With Daz3D being amazing and offering Hexagon 2 for free for a limited period I am sure many have snagged the deal. If you haven’t, there’s still time. https://www.daz3d.com/i/products/0?home_j_btn=start So I’ll do a walkthrough of the basic tools that I find to be useful in Hexagon, which I use for most of my models. With the primitives you’ve got a ‘cube’, which is pretty damn useful when it comes to box modelling, also, you can use the ‘grid’ primitive if you fancy ‘polygon modelling’. I’ll use the grid to demonstrate some of these tools.
When you’re creating the grid you can drag your mouse to size the polygon – make sure the ‘light’ side is facing you (games only draw 1 side of the polygon and it’s the light side). Then after you’ve chosen the size of the polygon you can drag your mouse further and you’ll add more & more polygons in a grid fashion. In ‘polygon’ modelling, I only have 2 polygons to start with.
The reason for this is, look at this panel:
You’ll notice you have an option for ‘Symmetry’, below it is ‘Smoothing’, I don’t need to cover that with a demonstration – by clicking it you can ‘smooth’ out your model, useful for high polygon project – ‘0’ is no smoothing, ‘7’ is insanely high smoothing (which will take a lot of processing, but useful for sculpting).
In that bar you see ‘select edges’
You’ve got 5 selection types, In this order:
Object, Face, Edge, Point, Auto
Auto will select an edge, point or face, depending on what you click on.
Is used to manipulate your object, face, edge or point. In this order:
Move, Rotate, Scale, Universal Manipulator, Hide Manipulator.
Your manipulator is this:
At least that’s the ‘Universal’ manipulator, which allows for move, scale & rotate.
Finally, you’ll want to know how to move the camera:
Manipulator Mode (can manipulate object), Rotate Camera, Move Camera, Zoom Camera.
Shortcut keys (I prefer this), Alt + Left Click = Rotate, Alt + Right Click = Move, Scroll Wheel = Zoom (or Alt + Middle Click)
The next tool I want to show you is called the ‘Edge’ tool.
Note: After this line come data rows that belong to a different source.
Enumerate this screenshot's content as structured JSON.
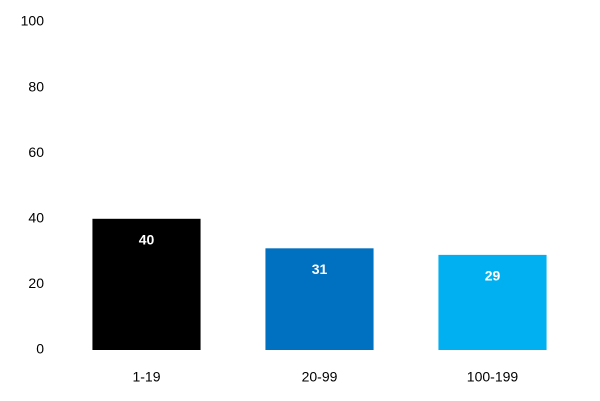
{
  "chart_data": {
    "type": "bar",
    "categories": [
      "1-19",
      "20-99",
      "100-199"
    ],
    "values": [
      40,
      31,
      29
    ],
    "colors": [
      "#000000",
      "#0070c0",
      "#00b0f0"
    ],
    "ylim": [
      0,
      100
    ],
    "yticks": [
      0,
      20,
      40,
      60,
      80,
      100
    ],
    "grid": false
  }
}
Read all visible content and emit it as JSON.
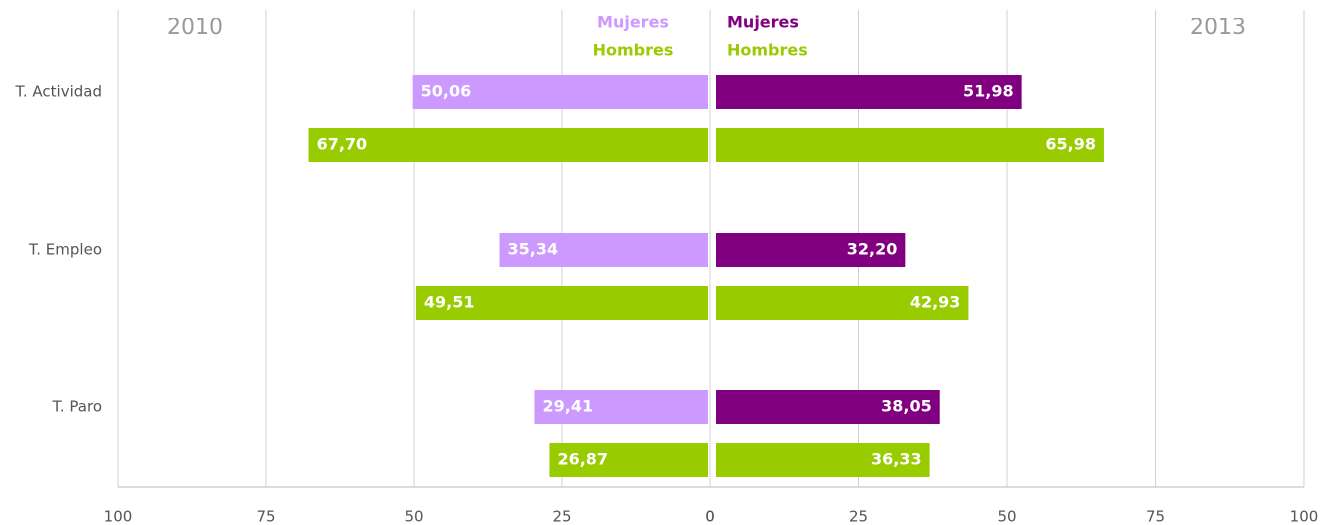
{
  "chart_data": [
    {
      "type": "bar",
      "title": "2010",
      "categories": [
        "T. Actividad",
        "T. Empleo",
        "T. Paro"
      ],
      "series": [
        {
          "name": "Mujeres",
          "color": "#cc99ff",
          "values": [
            50.06,
            35.34,
            29.41
          ],
          "value_labels": [
            "50,06",
            "35,34",
            "29,41"
          ]
        },
        {
          "name": "Hombres",
          "color": "#99cc00",
          "values": [
            67.7,
            49.51,
            26.87
          ],
          "value_labels": [
            "67,70",
            "49,51",
            "26,87"
          ]
        }
      ],
      "xlim": [
        100,
        0
      ],
      "xticks": [
        100,
        75,
        50,
        25,
        0
      ],
      "grid": true
    },
    {
      "type": "bar",
      "title": "2013",
      "series": [
        {
          "name": "Mujeres",
          "color": "#800080",
          "values": [
            51.98,
            32.2,
            38.05
          ],
          "value_labels": [
            "51,98",
            "32,20",
            "38,05"
          ]
        },
        {
          "name": "Hombres",
          "color": "#99cc00",
          "values": [
            65.98,
            42.93,
            36.33
          ],
          "value_labels": [
            "65,98",
            "42,93",
            "36,33"
          ]
        }
      ],
      "xlim": [
        0,
        100
      ],
      "xticks": [
        0,
        25,
        50,
        75,
        100
      ],
      "grid": true
    }
  ]
}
Naturally, you’ll need to be in ‘select edges’. Hit the ‘Vertex Modelling’ tab.
You’ll spot the ‘Edge Tools’ there. Click on an edge and then click ‘Edge Tools’. You’ll get a choice of tools, select the top one. Now click and drag on the selected edge and you’ll see you’ve got a new edge.
The next tool is: Fast Extrude. There are other extrudes you can play with. An ‘extrude’ can be used on a face or an edge.
You can see on our model – I’ve extrude an edge upwards and a face across. Extrudes can work on multiple faces & edges too.
Like these 2 edges
Or these 2 faces
Now, lets say on the back of the model here:
We wanted a polygon between these 2 edges? We’d use something called a ‘Bridge’. Just select the too edges and click on the bridge tool.And you’ll get this face:
The last tool I’d like to demonstrate is the ‘Target Weld’ tool. This can be used with ‘point selection’.
Lets say I wanted to merge these 2 points?
I’d select one of them. (I’ve selected the left). I’d then click ‘Target Weld’ and then click on the point I want to weld the selected point to.
And this is the result
There are a whole array of other vertex tools you may wish to play around with, but the tools I’ve shown you are the main ones I use for modelling anything. For example:
This head was created only using the tools I’ve shown.
That’s where I’ll leave this tutorial. But now you should know the tools you have under your belt, so go wild!